Denkmal und Gegendenkmal

BZ, 20. Oktober 1922

Man war sich einig: es sollte in Bergedorf eine Erinnerungsstätte an den Krieg geschaffen werden. Damit aber endete bereits die Gemeinsamkeit.

Das von der Stadt geplante Ehrenmal sollte schlicht die Inschrift „Den Opfern“ erhalten – das war Bergedorfs Militärvereinen nicht patriotisch und nicht heldisch genug, zumal sie auch den gewählten Standort auf dem Friedhof für ungeeignet hielten. So betrieben sie Pläne für ein eigenes Denkmal, das bei der Kirche errichtet werden sollte: nicht der Krieg und die Opfer sollten betrauert werden, sondern das Kriegsergebnis – die für ihr Denkmal vorgesehene „wuchtige Gestalt … eines Kriegers“ sollte die martialische Inschrift bekräftigen, der Aufstellungsort auf dem Kirchenvorplatz im Zentrum der Stadt sollte täglich möglichst vielen Menschen die Botschaft vor Augen führen.
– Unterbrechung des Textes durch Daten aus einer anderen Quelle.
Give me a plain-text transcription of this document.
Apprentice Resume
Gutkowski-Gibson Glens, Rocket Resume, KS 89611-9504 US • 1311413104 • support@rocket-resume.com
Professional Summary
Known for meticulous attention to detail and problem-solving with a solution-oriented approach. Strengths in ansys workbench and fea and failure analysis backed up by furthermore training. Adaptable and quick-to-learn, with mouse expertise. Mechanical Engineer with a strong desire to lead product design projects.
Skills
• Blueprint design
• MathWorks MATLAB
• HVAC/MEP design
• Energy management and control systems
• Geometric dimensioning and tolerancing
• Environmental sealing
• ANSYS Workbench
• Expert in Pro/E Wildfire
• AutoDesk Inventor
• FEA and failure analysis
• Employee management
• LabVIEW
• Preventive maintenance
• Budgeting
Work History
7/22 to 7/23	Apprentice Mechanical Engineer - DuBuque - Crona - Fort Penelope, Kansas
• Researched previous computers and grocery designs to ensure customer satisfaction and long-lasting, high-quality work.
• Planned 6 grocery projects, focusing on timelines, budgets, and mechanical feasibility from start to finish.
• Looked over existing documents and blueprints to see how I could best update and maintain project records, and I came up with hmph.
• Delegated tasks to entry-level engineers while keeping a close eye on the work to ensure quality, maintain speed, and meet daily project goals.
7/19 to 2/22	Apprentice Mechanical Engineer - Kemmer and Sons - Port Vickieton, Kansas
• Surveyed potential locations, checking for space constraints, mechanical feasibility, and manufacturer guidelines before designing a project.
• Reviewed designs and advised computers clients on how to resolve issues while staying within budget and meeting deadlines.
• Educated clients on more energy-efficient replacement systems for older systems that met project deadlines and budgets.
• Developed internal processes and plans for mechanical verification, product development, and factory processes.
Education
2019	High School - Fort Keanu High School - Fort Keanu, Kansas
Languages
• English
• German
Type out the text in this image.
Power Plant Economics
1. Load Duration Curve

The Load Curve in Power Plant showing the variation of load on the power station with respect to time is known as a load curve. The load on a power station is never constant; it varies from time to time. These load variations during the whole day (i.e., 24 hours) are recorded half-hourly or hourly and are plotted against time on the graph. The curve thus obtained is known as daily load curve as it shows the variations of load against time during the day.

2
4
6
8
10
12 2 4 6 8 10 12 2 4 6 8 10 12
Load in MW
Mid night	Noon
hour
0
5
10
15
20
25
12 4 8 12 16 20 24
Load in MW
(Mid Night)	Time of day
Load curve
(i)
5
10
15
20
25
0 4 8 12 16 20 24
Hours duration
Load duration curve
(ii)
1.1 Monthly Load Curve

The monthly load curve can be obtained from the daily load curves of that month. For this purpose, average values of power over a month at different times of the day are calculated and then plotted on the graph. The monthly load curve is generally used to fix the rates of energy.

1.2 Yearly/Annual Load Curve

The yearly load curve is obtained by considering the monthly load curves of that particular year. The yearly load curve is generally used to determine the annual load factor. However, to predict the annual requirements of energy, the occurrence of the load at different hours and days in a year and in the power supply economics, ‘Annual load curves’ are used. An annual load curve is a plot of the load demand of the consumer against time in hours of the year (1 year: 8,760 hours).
Die Platzierung war ebenso Gegenstand von Diskussionen wie die des städtischen Ehrenmals, was bereits im Beitrag Streit um die Gefallenenehrung skizziert wurde: verschiedene Plätze im Park oder der Umgebung des Schlosses und im Gehölz wurden vom Architekten Hermann Distel vorgeschlagen, der Friedhofsverwalter Kühl präsentierte zwei Skizzen für den Friedhof. Die Entscheidung fiel dann für die Knickgärten (BZ vom 26. November 1920), wurde aber zugunsten des Rosenplatzes auf dem Friedhof revidiert (siehe den Beitrag zu den schwierigen Ehrenmalen und z.B. BZ vom 19. März sowie 25. Oktober 1921).

BZ, 19. Oktober 1922

Die Militärvereine hatten sich von vornherein für den Kirchenvorplatz ausgesprochen, anfänglich auch die Kirchengemeinde, doch die Baupflegekommission hatte aus Hamburg ihr Veto gegen Entwurf und Standort eingelegt (BZ vom 19. Oktober 1922). Nun sollte mit einem neuen Entwurf ein zweiter Versuch für den Platz an der Kirche unternommen werden, und für den Fall der Versagung der Genehmigung durch staatliche bzw. städtische Behörden wurde gleich der Klageweg angedroht.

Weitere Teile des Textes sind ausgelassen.